3) tUnE-yArDs @ Lincoln Hall - May 10th: The first of the three shows she played at Lincoln Hall this year, I actually made it over the venue in plenty of time after having seen the Fiery Furnaces play their "recital show" at Schuba's earlier in the evening.  

2) the Thermals @ the Green Music Festival - June 26th: It's almost impossible for the Thermals to put together a set list that won't translate well to a live show.  They tried at the Onion AV Fest show in September, but even that show turned out pretty good.  At the Green Music Festival in Wicker Park, they were as close to perfect as possible.  They broke out all of their best stuff from across their entire catalog, and they hit every note.  They're also a band who clearly has a good time playing live.  Drummer Westin Glass may be the most enthusiastic musician I've ever seen.  It was also the only show I've ever seen with a stage set up right in front of a retirement home, and they even had those residents interested.

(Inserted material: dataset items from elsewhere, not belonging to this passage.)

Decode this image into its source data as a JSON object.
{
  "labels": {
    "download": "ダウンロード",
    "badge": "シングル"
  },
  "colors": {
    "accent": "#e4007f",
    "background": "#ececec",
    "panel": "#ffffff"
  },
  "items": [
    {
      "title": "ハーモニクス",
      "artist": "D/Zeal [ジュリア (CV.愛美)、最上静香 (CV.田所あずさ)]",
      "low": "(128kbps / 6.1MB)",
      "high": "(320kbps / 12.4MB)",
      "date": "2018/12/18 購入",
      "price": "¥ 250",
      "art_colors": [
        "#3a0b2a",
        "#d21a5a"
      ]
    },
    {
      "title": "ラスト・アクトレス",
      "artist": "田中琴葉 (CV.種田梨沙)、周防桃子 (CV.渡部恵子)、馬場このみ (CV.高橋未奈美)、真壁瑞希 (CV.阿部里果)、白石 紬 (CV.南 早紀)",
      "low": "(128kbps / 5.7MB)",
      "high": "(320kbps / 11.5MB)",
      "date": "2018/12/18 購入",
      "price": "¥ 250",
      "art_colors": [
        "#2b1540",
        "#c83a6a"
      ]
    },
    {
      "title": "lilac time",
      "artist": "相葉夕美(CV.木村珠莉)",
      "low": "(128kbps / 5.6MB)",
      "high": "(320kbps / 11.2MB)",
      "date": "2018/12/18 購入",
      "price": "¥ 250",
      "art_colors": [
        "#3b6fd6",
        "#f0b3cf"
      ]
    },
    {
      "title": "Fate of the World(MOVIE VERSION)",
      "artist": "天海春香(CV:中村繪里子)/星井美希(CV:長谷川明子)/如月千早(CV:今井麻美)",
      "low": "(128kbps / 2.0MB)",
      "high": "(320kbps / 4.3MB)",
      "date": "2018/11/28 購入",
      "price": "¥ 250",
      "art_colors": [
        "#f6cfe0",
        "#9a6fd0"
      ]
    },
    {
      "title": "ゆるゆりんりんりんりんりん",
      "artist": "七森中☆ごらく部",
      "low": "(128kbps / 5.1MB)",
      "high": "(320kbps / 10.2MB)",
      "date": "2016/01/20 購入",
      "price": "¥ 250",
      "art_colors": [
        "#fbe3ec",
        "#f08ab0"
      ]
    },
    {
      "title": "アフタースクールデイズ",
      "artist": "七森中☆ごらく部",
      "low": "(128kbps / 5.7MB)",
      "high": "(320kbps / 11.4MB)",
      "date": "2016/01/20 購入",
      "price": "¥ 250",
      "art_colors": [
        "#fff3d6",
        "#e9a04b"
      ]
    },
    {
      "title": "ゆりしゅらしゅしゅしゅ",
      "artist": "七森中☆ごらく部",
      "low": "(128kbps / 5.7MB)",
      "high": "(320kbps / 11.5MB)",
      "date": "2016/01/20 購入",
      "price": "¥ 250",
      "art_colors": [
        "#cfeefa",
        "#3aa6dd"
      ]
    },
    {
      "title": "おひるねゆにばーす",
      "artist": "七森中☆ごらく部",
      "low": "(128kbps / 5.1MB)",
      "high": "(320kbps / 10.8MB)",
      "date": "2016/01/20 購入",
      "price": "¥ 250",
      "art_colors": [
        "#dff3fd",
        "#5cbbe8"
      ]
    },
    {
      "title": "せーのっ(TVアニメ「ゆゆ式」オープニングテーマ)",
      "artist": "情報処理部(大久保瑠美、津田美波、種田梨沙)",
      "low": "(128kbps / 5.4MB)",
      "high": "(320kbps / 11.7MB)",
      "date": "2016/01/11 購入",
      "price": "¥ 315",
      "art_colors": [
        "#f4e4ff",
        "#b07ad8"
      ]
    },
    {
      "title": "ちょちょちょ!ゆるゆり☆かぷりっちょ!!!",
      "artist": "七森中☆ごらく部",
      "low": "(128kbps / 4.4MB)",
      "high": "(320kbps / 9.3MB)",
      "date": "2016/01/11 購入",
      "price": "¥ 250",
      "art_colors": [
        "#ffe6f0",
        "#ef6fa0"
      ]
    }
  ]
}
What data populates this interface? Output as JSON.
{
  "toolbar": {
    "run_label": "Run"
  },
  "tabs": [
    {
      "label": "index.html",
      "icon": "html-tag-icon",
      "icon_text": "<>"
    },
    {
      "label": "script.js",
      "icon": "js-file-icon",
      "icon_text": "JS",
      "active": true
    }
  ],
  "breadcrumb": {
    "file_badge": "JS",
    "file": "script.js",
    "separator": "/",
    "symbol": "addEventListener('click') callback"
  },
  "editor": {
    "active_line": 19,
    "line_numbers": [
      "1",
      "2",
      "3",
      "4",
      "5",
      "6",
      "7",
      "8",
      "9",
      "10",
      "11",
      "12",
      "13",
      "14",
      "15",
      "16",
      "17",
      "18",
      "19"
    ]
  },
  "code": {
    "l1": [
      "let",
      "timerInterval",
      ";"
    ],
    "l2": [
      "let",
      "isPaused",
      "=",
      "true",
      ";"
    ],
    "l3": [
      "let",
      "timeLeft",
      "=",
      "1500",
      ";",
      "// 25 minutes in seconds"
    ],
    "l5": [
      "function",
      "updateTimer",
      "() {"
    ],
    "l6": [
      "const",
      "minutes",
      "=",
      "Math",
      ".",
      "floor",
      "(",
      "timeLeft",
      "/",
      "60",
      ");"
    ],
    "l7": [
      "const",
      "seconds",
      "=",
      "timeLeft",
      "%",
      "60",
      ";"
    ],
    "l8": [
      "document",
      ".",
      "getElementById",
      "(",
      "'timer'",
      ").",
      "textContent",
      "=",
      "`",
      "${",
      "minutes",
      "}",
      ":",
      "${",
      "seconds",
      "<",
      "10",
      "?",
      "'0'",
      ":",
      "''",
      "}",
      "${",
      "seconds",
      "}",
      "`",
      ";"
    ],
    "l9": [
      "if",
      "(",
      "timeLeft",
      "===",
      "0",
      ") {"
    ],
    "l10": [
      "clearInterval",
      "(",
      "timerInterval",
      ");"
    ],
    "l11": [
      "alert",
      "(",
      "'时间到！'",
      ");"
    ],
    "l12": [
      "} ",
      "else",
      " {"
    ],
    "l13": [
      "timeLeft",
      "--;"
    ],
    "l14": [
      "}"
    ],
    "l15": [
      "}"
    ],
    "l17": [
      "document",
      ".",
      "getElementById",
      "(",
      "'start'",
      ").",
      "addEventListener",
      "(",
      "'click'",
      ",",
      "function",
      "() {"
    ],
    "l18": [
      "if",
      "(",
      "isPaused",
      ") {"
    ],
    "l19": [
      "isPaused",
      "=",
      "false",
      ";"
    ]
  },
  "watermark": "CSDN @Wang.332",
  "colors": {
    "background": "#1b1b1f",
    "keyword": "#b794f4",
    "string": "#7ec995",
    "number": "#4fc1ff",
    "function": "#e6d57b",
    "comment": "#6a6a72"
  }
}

1) Ted Leo and the Pharmacist @ the Fireside Bowl - July 26th:  TL/Rx can sell out a venue like the Metro that holds over a thousand people.  So if you have the opportunity to see them in front of about a hundred people at an old bowling alley, you have to take advantage.  No big speaker system, no fancy light show.  Just a couple of big PA speakers and a punk band playing the kind of stuff they played back when bowling alley style gigs were all they could get.  The sound wasn't terrific, but the set was long and the setting was perfect.